Guessing which setting will break out is probably the key to becoming an iconic series. “Game of Thrones” success inspired dozens of medieval or alternative history and dark fantasy shows, the same way as “The Sopranos,” “Friends,” or “Buffy the Vampire Slayer” contributed to related genres before.
There is no clear-cut answer for what is going to be the next hit. But some contextual factors, such as books, motion pictures, videogames, and other media popularity, let us speculate or at least indirectly evaluate the general public demand.
We’ve managed to create an algorithm which can predict a new film project’s popularity. A back-test was conducted on more than 80,000 projects. The forecast error distribution is on the graph below:
Take “The Big Bang Theory.” Our algorithm predicts its relevance and commercial success based on historical data. We can safely say, that using our algorithm back in 2007, the creators would be more confident in worthy results, achieved later.
“The Big Bang Theory” is a sound example of the genre’s cyclical popularity. Seasoned sitcom screenwriters Chuck Lorre and Bill Prady caught another wave of interest in comedies just in time and unearthed young talents.
The series surpassed all expectations, and filming lasted until recently. But by 2018, the budgets and the cast fees had increased drastically, which contributed to the show’s cancellation. This fits our conclusions on the rise in popularity and financial gains at the initial stage and the high financial costs when you are on a roll.

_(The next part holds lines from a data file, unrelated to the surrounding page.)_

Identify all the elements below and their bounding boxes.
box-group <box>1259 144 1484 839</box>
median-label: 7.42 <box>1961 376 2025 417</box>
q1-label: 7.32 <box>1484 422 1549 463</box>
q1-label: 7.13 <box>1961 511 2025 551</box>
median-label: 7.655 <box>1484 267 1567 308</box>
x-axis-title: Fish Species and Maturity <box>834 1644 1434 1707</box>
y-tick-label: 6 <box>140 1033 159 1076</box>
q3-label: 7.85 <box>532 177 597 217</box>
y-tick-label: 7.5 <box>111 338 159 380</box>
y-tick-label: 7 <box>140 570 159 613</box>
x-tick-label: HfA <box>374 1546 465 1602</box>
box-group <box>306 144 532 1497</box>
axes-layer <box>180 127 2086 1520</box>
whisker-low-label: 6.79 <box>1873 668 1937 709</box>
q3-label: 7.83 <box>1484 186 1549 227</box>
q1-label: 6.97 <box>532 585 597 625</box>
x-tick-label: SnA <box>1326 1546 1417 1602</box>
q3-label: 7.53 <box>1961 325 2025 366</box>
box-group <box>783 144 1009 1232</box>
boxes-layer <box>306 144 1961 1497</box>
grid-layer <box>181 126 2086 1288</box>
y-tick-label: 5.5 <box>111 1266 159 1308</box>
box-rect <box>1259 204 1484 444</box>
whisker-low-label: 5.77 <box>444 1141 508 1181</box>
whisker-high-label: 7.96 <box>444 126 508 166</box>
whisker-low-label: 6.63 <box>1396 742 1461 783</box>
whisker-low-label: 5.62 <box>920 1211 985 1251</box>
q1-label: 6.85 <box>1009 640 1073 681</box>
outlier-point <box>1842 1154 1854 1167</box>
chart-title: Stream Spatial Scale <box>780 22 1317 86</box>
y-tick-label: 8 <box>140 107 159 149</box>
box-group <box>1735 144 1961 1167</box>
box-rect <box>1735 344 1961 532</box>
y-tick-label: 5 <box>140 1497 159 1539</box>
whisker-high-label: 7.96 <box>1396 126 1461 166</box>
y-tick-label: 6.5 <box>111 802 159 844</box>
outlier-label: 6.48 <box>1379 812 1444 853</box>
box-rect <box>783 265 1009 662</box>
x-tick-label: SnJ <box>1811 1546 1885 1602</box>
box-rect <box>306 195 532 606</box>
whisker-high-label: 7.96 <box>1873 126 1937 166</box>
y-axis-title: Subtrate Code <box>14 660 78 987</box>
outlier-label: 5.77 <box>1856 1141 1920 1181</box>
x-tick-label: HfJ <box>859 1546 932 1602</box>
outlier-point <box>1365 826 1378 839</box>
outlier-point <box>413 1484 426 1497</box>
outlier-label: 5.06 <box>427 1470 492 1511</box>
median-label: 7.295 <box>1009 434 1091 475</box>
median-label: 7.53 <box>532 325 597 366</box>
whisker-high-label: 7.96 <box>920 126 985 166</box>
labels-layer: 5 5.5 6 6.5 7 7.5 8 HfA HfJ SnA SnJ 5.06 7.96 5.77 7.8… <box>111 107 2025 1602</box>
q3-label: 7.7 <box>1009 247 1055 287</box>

According to statistics, 22% of all film budgets form 78% of all popular content. Сommercial success comes down to money less than to the ability to hit the target in time with the right combination of actors.
Even our current modelling draft predicts ratings with more than 85% probability and no more than 10% value range. There is still a lot of room for algorithm improvement, and the data should be enriched. But using a system approach to predict the success of projects can already be regarded real, even for the filmmaking industry.
Want to film something legendary? Then it’s time to do some math!